Background: There is a need for therapies that can mitigate bone marrow dysfunction and organ toxicity that occur following myeloablative injury and reduced intensity conditioning regimens used in patients undergoing bone marrow transplantation (BMT). The pathogenesis of adverse effects from BMT conditioning has been linked to injury to the vascular endothelium, bone marrow (BM), and other organs.Objective: To evaluate the impact of the thrombopoietin mimetic drug JNJ-26366821 (TPOm) on BM vascular recovery in mice undergoing myeloablative radiation conditioning followed by BMT.Study Design: TPOm (doses: 0 µg, 300 µg, 1000 µg per Kg body weight) was administered on Days 0 and 7 after BMT, in mice receiving a total body irradiation (TBI) conditioning regimen (5.5 Gy x 2) before congenic BMT. BM donner cell engraftment was analyzed using flow cytometry on Days 7, 14, and 30 post-BMT. The morphological and biophysical properties of the BM vasculature were evaluated by intravital multiphoton microscopy (MPM) and immunofluorescence confocal imaging. Herein, morphological properties involve microvascular density (MVD), vessel diameter, and vascular area, while biophysical properties include transfer rate (Ktrans) of contrast within the BM vascular niche, as well as the fractional volume (vec) of extracellular extravascular tissue (EES).Results: No significant difference in donor chimerism was observed at days 7, 14, and 30 post-BMT, between TPOm and PBS-treated mice.
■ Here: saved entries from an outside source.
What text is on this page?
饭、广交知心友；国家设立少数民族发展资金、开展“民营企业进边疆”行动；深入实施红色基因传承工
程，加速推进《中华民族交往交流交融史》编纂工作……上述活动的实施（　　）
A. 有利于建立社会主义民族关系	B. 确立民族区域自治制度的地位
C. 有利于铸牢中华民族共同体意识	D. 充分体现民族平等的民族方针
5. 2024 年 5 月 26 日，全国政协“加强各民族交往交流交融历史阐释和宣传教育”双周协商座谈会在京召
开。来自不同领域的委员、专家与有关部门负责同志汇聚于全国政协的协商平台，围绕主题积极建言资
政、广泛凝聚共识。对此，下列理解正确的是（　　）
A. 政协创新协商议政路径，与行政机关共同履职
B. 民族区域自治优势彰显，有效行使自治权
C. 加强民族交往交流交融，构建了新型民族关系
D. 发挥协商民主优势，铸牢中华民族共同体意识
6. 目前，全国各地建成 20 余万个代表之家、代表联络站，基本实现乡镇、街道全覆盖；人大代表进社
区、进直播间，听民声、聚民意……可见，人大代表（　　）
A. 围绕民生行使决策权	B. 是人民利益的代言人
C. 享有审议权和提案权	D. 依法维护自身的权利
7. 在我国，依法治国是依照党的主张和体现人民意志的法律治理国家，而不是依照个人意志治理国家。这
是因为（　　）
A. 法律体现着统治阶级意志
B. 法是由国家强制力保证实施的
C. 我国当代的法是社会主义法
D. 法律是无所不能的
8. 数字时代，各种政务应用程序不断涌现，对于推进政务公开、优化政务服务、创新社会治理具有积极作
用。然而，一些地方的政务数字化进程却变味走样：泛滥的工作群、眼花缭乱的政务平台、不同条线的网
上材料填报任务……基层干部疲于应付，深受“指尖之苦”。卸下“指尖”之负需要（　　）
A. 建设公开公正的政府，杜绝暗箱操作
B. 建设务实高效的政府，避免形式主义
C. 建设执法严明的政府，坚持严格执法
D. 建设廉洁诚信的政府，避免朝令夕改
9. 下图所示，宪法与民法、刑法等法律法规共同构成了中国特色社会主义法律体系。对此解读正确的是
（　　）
TPOm intervention improved BM vasculature regeneration in transplanted mice. The MVD, Ktrans, and BM vasculature as well as vascular endothelial growth factor receptor-2 (VEGFR2) in the BM, showed a dose dependent improvement in mice treated with TPOm. On day 14 post-BMT, the group receiving 1000 µg/Kg TPOm showed significant shifts (p-value < 0.05) in MVD, Ktrans, and VEGFR2 expression from their corresponding control types (TPOm dose 0 µg) towards levels comparable to healthy controls.TPOm intervention augments BM vascular structure and function, which may be important for hematopoietic recovery and bone marrow function in radiation conditioned hematopoietic stem cell transplant patients, in addition to enhancing platelet recovery.